The New York Times has an outstanding tradition of reviewing all of the films that play in a theater here, and a deserved reputation of quality criticism. Yet an increasing number of quality films are not getting the attention they deserve simply because there is no place for them in the Times’ current format.

A film gets a release in New York because a distributor chooses to release a film in New York. The fact is that many distributors choose to release their films here simply because they get the review in the New York Times. It has nothing to do with the quality of the film. It has to do with the quality of the review. If it plays in a theater, it will be reviewed by the New York Times. A distributor can take a good review from the NYT to the bank, but even a bad review means that it garnered the attention of the most wide-read and well regarded paper in the country. If it can make it there, it can make it anywhere. It is a de facto seal of approval.

New Yorkers have a wide variety of films that they can choose to see in a theater, foreign films and domestic, independent and films from Hollywood. But New Yorkers live in a rarefied world. The rest of America hasn’t had any options beyond the multiplex for years. The cinemas that used to offer an alternative to Hollywood are gone. If someone in Peoria, or even in Cincinatti, wants to see a film that wasn’t made in Hollywood, they get it on DVD. People – New Yorkers too – increasingly watch their movies on large, widescreen TV’s with theatrical sound.

But while the audience has changed its viewing habits, the New York Times seems stuck in its old ways. If a film didn’t get a release in the theater in New York, and instead went straight to video, it will not be mentioned in the New York Times.

Straight-to-video is a term that got a bad reputation in the 80’s. They were the B movies of their day. This stigma remains today. But times have changed. For most people, the stigma of straight-to-video evaporated a long time ago because all of the films they see are straight-to-video. They simply have no other options.

I suggest that the NYT adds a DVD Review section, in the tradition of its Book Review, and in a similar style. This could be a monthly addition to its Sunday Edition, depending on the quantity and quality of the films that the editors would choose to review. I can’t imagine that advertisers wouldn’t cough up the change to pay for it. Like the Book Review, inclusion in the DVD Review would mean that, even if the film was not very good, there was something notable about it, something that deemed it worthy of discussion. Like the Book Review, the decision to include a film would be the decision of the editors, not the decision of the people selling the film.

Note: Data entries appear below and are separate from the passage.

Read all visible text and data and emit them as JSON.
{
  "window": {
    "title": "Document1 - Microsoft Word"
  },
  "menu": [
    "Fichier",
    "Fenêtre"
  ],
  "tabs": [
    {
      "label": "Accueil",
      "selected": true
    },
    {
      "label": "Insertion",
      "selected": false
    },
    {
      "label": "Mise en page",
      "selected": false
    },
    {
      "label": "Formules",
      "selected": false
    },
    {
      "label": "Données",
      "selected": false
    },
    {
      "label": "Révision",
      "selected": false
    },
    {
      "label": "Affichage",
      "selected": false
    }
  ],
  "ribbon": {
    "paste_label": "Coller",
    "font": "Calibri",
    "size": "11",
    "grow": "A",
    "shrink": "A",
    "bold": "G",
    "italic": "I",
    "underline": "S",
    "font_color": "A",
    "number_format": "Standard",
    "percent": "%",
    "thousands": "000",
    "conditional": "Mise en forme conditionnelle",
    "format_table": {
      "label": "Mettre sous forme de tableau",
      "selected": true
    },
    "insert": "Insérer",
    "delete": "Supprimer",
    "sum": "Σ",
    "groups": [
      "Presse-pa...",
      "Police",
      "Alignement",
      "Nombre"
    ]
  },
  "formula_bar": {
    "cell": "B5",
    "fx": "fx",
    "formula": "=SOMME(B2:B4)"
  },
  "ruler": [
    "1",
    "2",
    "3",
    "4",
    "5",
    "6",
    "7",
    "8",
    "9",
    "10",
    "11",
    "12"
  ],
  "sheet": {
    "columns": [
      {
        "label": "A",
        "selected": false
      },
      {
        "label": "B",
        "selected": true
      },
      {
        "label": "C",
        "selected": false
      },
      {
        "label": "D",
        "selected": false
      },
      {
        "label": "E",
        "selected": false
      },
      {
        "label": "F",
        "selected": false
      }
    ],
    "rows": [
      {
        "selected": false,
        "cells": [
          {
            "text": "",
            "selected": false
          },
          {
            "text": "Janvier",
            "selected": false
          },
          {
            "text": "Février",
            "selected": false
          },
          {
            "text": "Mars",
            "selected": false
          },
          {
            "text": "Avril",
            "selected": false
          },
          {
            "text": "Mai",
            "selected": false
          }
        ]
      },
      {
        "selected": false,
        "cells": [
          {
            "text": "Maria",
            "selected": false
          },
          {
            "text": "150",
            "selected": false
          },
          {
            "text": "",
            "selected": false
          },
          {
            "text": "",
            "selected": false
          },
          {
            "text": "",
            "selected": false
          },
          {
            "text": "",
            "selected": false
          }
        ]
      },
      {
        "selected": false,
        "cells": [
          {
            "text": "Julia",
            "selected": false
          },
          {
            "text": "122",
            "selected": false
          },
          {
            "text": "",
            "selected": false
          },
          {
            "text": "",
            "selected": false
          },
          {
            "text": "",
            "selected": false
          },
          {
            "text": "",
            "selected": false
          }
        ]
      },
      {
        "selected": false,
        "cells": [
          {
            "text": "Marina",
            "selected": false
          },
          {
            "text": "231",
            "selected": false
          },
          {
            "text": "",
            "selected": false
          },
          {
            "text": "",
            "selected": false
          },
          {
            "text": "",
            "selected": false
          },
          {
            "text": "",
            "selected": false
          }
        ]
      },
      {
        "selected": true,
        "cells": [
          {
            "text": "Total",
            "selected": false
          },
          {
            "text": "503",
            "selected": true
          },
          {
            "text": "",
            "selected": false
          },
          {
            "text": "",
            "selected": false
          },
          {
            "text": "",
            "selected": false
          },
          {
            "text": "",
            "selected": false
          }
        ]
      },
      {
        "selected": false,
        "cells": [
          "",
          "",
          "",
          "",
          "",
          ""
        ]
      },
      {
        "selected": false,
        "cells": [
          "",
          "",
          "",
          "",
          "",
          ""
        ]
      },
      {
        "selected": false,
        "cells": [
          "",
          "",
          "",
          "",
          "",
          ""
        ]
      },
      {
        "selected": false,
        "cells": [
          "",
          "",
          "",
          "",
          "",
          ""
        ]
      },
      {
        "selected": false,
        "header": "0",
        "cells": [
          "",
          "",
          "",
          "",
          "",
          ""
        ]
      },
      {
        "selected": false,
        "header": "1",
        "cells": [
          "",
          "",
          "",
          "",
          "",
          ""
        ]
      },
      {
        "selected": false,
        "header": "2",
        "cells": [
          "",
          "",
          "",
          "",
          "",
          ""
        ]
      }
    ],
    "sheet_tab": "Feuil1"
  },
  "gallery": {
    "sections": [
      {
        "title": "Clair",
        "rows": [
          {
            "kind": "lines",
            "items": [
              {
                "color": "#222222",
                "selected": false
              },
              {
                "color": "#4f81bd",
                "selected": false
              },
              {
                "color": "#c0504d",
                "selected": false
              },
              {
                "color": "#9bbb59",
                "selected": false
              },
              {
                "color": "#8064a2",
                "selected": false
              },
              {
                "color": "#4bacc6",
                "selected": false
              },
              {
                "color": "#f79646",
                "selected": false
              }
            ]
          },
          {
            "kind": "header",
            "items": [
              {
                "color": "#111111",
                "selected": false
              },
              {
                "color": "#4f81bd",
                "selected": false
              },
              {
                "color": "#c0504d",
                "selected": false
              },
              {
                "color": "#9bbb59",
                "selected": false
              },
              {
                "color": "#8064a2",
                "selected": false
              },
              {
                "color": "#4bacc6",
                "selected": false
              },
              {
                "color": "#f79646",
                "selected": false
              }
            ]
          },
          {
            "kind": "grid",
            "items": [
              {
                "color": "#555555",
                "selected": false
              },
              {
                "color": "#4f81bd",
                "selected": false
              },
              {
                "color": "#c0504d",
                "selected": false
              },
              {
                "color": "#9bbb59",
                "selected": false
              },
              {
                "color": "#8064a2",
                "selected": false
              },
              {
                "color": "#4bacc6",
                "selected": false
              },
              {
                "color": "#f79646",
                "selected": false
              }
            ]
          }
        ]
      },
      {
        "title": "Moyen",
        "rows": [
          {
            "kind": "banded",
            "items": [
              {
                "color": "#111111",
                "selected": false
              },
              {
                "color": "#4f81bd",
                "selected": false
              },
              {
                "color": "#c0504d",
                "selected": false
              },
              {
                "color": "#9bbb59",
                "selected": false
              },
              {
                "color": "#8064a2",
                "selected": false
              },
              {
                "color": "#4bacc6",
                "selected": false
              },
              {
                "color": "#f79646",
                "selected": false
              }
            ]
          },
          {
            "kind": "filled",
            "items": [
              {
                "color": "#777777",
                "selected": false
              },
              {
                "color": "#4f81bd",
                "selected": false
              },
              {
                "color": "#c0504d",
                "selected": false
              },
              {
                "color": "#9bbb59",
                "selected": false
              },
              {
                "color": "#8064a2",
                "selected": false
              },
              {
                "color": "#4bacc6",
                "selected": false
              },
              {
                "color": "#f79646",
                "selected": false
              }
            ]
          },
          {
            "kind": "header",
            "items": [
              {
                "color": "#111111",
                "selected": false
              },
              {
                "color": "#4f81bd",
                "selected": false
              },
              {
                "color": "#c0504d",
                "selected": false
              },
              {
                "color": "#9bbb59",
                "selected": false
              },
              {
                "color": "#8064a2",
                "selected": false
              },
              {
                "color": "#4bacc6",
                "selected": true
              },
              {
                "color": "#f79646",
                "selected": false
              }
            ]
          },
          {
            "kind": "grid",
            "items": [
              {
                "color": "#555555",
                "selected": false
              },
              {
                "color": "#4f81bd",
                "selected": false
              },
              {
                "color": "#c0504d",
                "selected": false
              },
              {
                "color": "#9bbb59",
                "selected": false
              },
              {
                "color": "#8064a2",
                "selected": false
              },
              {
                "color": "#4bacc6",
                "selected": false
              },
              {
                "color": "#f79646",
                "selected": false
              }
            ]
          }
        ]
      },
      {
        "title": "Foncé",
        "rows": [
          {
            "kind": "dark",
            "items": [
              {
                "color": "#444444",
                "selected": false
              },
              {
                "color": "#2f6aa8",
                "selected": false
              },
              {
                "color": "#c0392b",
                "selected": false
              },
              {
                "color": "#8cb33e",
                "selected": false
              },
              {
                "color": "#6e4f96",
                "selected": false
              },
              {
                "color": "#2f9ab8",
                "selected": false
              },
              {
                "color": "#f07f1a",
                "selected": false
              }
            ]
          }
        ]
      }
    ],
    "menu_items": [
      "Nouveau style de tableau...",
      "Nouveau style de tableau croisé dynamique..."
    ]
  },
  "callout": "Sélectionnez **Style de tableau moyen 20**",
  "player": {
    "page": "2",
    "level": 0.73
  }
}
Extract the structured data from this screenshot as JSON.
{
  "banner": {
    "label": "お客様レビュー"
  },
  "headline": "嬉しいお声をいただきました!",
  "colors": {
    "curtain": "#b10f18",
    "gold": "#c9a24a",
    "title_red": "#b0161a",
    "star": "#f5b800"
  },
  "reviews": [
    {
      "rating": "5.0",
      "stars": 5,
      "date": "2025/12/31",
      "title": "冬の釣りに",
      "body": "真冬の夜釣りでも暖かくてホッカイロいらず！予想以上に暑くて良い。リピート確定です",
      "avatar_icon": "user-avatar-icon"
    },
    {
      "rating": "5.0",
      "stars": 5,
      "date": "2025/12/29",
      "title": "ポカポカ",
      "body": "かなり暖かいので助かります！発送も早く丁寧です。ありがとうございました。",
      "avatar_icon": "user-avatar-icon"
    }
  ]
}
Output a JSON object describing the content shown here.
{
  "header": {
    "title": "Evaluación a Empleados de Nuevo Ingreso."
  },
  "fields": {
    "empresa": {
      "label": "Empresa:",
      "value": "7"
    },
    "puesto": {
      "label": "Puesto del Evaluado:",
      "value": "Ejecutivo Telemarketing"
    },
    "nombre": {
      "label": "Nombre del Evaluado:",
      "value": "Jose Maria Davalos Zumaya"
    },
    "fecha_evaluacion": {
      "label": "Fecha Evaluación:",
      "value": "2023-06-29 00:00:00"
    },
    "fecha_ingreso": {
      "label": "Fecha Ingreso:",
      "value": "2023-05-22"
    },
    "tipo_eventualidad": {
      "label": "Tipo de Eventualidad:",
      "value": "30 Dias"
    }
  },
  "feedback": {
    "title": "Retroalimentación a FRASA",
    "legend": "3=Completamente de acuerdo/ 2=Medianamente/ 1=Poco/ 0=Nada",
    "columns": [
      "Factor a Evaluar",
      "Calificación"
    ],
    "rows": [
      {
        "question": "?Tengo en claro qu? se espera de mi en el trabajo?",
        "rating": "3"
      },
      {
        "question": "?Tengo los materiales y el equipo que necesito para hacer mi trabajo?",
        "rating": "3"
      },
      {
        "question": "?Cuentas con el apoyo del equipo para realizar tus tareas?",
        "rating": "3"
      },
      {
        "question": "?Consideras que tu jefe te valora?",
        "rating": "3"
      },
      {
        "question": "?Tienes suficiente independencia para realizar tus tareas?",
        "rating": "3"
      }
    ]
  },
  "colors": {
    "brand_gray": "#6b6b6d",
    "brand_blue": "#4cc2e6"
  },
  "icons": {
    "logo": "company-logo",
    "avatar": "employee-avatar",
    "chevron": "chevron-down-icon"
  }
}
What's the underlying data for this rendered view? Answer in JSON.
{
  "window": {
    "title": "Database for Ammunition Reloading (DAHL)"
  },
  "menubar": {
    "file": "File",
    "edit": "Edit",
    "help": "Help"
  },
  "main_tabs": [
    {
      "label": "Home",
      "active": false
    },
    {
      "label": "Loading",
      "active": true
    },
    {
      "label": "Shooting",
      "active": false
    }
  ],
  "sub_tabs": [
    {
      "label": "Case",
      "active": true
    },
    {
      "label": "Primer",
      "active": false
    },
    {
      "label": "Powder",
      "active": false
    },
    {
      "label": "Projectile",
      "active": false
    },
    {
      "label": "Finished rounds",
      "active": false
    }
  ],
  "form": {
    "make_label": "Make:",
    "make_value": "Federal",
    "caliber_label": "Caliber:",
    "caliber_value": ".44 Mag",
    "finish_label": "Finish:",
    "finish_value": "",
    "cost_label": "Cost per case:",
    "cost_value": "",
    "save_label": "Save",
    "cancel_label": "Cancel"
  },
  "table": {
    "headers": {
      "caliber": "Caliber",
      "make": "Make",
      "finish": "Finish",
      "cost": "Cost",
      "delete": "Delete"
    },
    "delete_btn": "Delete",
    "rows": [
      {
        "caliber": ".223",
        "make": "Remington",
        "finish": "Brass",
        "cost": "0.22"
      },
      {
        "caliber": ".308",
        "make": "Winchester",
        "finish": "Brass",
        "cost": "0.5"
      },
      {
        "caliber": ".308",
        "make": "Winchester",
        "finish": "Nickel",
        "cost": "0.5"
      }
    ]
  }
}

This would have a major impact on the quality of films being distributed in this country today. There is a perception in this country, perpetuated by Hollywood, that films are measured by their budgets and their box office. In this scenario, it is the “small” films that get lost, while the “big” films dominate. The irony is that the “small” films are the films with the big ideas while the “big” films rarely have any ideas at all. These “small” films would have a much better chance of being seen, and getting made, if a paper with the integrity and influence of the New York Times found a way to include them in their critiques. Imagine if these films were measured by the quality of their ideas and not by the size of their marketing budgets. If they were, maybe they wouldn’t be called “small” films anymore.

Anyone agree with this?  It couldn’t hurt, could it?